Ou alors le souvenir de l’hiver 2000, préparant l’explosion de la bulle spéculative d’Internet. L’index NASDAQ qui avait grimpé jusqu’à 5132.52 au cours de l’année, sombre de 51% après Noël. Des millions d’employés des start-ups en faillite s’ajoutent à la légion des chômeurs créée par la vague de restructurations et par la précarisation de la décennie précédente. Les banqueroutes, les scandales financiers et les fusions sauvages qui s’enchaînent ne sont qu’une démonstration de plus que la “nouvelle économie” est sujette aux mêmes risques systémiques de l’ancienne. La ruée vers l’or du commerce électronique finit par ressembler à une course de rats et les conséquences sur le plan politique ne tardent pas à se manifester, en déclenchant la série d’événements qui va culminer dans la victoire contestée de George W. Bush contre Al Gore. Ce dernier, avant de devenir le héros de la lutte contre le changement climatique, avait associé son destin politique au secteur des télécommunications et pendant sa vice-présidence avait poussé son effronterie de techno-enthousiaste jusqu’à se vanter d’avoir “inventé Internet”.

Sa défaite préfigure la reconversion militaire de l’internet américain suivie aux attentats du 11 septembre. La déception de la culture numérique étasunienne affecte la communauté geek internationale, comme le résume bien Frank Rieger dans sa synthèse conclusive d’un colloque du Chaos Computer Club.

« Perdre une guerre n’a jamais été une situation agréable. C’est pourquoi la plupart des gens n’aiment pas admettre que nous ayons été vaincus.
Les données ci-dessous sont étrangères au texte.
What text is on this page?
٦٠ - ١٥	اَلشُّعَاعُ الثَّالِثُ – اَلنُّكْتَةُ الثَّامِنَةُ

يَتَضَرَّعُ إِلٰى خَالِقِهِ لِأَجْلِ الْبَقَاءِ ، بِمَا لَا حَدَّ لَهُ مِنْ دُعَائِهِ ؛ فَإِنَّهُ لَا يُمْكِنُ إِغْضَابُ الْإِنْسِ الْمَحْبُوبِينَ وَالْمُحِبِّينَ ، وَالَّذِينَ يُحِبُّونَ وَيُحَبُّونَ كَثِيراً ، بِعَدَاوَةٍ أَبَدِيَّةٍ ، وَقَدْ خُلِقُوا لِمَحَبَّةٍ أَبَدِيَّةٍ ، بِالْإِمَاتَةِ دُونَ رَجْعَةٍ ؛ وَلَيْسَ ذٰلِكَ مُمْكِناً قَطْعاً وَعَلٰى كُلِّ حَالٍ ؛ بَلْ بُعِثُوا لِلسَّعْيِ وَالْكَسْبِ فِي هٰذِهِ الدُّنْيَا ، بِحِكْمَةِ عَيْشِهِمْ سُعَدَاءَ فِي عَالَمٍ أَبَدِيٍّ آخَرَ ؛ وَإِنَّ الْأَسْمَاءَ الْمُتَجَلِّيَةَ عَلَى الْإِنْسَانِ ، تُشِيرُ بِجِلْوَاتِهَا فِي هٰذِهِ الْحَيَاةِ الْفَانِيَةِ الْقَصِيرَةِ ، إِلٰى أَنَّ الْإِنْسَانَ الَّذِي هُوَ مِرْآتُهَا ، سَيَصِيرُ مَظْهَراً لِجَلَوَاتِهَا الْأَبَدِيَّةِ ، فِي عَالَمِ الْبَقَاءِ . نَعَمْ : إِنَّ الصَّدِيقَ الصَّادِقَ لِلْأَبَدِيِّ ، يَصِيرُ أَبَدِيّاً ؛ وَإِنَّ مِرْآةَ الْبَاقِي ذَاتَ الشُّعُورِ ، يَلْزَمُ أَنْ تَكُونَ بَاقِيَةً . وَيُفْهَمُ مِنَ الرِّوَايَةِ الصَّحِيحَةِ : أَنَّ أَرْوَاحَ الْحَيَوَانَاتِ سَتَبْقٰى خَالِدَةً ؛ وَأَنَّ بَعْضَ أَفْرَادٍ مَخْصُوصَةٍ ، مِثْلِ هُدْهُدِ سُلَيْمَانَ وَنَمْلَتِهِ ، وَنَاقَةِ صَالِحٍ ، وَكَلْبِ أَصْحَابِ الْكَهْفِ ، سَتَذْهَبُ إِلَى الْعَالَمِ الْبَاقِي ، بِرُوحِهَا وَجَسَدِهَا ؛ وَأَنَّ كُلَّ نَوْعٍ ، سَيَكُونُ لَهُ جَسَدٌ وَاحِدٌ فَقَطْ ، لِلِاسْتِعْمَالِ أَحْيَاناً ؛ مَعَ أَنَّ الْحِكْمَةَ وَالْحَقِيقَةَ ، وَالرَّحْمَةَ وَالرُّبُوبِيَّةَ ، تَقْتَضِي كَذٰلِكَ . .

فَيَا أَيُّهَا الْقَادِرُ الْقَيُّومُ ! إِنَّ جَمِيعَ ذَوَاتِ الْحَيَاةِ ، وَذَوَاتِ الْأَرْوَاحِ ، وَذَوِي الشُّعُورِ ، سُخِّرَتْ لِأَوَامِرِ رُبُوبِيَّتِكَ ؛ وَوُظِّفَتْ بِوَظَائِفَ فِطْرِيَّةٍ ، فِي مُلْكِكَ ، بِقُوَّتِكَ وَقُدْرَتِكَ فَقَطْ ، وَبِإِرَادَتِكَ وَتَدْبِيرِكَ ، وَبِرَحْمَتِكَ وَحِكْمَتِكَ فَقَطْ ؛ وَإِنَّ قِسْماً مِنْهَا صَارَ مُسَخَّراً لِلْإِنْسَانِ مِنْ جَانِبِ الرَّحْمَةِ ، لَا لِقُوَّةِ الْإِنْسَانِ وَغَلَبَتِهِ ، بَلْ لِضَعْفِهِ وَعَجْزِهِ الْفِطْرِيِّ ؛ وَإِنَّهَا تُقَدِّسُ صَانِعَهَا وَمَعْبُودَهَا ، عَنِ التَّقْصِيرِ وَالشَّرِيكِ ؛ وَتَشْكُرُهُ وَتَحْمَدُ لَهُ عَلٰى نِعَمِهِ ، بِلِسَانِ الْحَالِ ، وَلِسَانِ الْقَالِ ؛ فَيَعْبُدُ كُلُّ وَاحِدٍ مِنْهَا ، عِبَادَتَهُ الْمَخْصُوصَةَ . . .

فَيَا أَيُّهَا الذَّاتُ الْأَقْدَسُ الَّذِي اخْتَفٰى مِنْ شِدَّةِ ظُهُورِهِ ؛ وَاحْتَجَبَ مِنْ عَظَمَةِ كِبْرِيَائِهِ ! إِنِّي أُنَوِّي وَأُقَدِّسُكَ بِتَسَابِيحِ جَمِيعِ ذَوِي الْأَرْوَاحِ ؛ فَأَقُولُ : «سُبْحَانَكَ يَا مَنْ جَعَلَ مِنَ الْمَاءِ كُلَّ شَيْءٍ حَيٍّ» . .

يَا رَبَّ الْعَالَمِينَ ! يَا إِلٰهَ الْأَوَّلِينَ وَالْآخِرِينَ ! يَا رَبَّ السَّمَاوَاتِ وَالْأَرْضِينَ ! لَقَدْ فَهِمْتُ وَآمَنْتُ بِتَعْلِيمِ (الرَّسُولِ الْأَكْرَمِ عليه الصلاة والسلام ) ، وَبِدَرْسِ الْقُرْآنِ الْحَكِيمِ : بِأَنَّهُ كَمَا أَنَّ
Nous avions une probabilité vraisemblable de dompter la bête sauvage de la technologie de surveillance universelle – approximativement jusqu’au 10 septembre 2001. Le jour suivant, nous étions vaincus. Tous les espoirs que nous avions, de repousser les grandes multinationales et les ‘pouvoirs sécuritaires’ et de développer des concepts alternatifs fédérateurs dans le monde virtuel, se dissipèrent avec les nuages de fumée du World Trade Center. »

Le trouble affectif saisonnier dont souffre une partie de la culture du Web est lié à une série de coïncidences historiquement documentées, qui remontent au début des années 2000. Quand elle se sera remise de ces émotions, elle pourra arrêter de nous sortir des prophéties outrancières au début de chaque automne. Après tout, T. S. Eliot était catégorique : ce n’est pas septembre le mois le plus cruel.